O precioso anel que retorna à sua dona após ter sido receptáculo de tantos auspícios de percorrer novas trajetórias é uma espécie de símbolo da narrativa de Bem-Vindo. Ao fim de todas as tempestades, a volta ao estado anterior. Se esta perspectiva corresponde à constatação de um horizonte cinza em relação à questão imigratória na Europa e ao futuro de uma vasta juventude de refugiados vindos de diversas partes do globo, ela serve também de comentário sobre a situação pessoal do personagem francês, Simon.
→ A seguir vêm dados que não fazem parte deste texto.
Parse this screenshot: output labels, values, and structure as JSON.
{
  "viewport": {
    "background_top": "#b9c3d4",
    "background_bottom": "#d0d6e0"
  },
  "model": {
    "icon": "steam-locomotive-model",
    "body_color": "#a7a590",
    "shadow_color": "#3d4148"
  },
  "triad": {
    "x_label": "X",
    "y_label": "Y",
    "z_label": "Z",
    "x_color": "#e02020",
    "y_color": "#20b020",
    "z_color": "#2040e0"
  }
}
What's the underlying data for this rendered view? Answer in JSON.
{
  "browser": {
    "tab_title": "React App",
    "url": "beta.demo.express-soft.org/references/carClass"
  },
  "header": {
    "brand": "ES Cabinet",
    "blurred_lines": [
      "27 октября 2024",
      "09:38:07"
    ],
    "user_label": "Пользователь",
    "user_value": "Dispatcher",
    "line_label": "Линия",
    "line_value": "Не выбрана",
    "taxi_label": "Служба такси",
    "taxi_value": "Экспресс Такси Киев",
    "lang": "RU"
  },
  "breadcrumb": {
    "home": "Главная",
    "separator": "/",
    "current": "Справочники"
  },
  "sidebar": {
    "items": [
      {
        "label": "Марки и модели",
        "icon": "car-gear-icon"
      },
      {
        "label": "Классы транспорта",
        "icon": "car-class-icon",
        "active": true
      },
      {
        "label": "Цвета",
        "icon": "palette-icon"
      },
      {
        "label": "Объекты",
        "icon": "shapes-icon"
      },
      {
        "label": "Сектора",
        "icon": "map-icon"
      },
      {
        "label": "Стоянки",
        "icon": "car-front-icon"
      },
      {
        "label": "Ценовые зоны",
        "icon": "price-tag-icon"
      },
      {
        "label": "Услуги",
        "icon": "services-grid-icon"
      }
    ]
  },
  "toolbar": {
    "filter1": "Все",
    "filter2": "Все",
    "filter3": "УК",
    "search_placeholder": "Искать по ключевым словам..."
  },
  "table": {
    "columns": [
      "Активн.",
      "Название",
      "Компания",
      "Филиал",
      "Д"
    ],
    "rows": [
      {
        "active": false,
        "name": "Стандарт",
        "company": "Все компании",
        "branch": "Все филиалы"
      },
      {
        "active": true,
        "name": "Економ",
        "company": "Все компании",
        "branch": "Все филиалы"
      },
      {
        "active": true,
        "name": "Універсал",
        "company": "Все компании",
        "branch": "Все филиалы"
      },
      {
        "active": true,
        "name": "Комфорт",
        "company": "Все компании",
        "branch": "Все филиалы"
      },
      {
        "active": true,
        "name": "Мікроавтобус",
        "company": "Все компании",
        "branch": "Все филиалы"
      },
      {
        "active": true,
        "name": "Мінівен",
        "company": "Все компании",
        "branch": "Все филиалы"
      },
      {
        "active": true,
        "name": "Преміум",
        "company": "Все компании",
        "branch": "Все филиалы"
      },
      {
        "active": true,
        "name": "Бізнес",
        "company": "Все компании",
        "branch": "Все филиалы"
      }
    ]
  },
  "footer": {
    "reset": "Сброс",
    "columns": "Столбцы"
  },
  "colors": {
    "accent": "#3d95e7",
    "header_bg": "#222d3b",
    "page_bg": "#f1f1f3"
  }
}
É, no fundo, seu estado emotivo que guia o filme, tornando o imigrante ilegal, o iraquiano Bilal, apenas um elemento evocador de seus conflitos afetivos.

É para impressionar e se aproximar de alguma forma da ex-mulher que ele ainda ama, Marion, que Simon resolve abrigar Bilal e o amigo por uma noite, mergulhando em seguida de cabeça na missão subversiva de protegê-lo e ajudá-lo a atingir seu intento: chegar à Inglaterra a nado. O santo graal do iraquiano somente intensifica o comportamento obsessivo de Simon, que chega a projetar no rapaz o filho que não tem: ele está disposto a tudo isso em nome de um amor. Há, inclusive, um diálogo absolutamente demonstrativo em que Simon diz à ex-mulher que ele próprio, em comparação, não havia nem mesmo atravessado a rua para recuperá-la.

Por mais que o comentário político de Bem-Vindo seja contundente – não há para onde fugir, a vigilância é ampla, profundamente inquisitiva, e paranóica, trazendo ecos das práticas nazistas, como comenta Marion – sua narrativa se esvazia rapidamente ao se mostrar ancorada antes no relato de uma dor de cotovelo incurável. Por mais sensível a esta problemática (humanitária, em última instância) cujos contornos sombrios se alargam sob seu nariz, e em grande parte por causa de sua conivência silenciosa, a consciência do personagem (estaria ele representando toda a França?) segue motivada sobretudo por seus dramas sentimentais. Seria tal estado da ficção um comentário irônico? Ou apenas e tão somente a revelação da natureza burguesa das vozes que encontram algum espaço pra se expressar sobre as injustiças?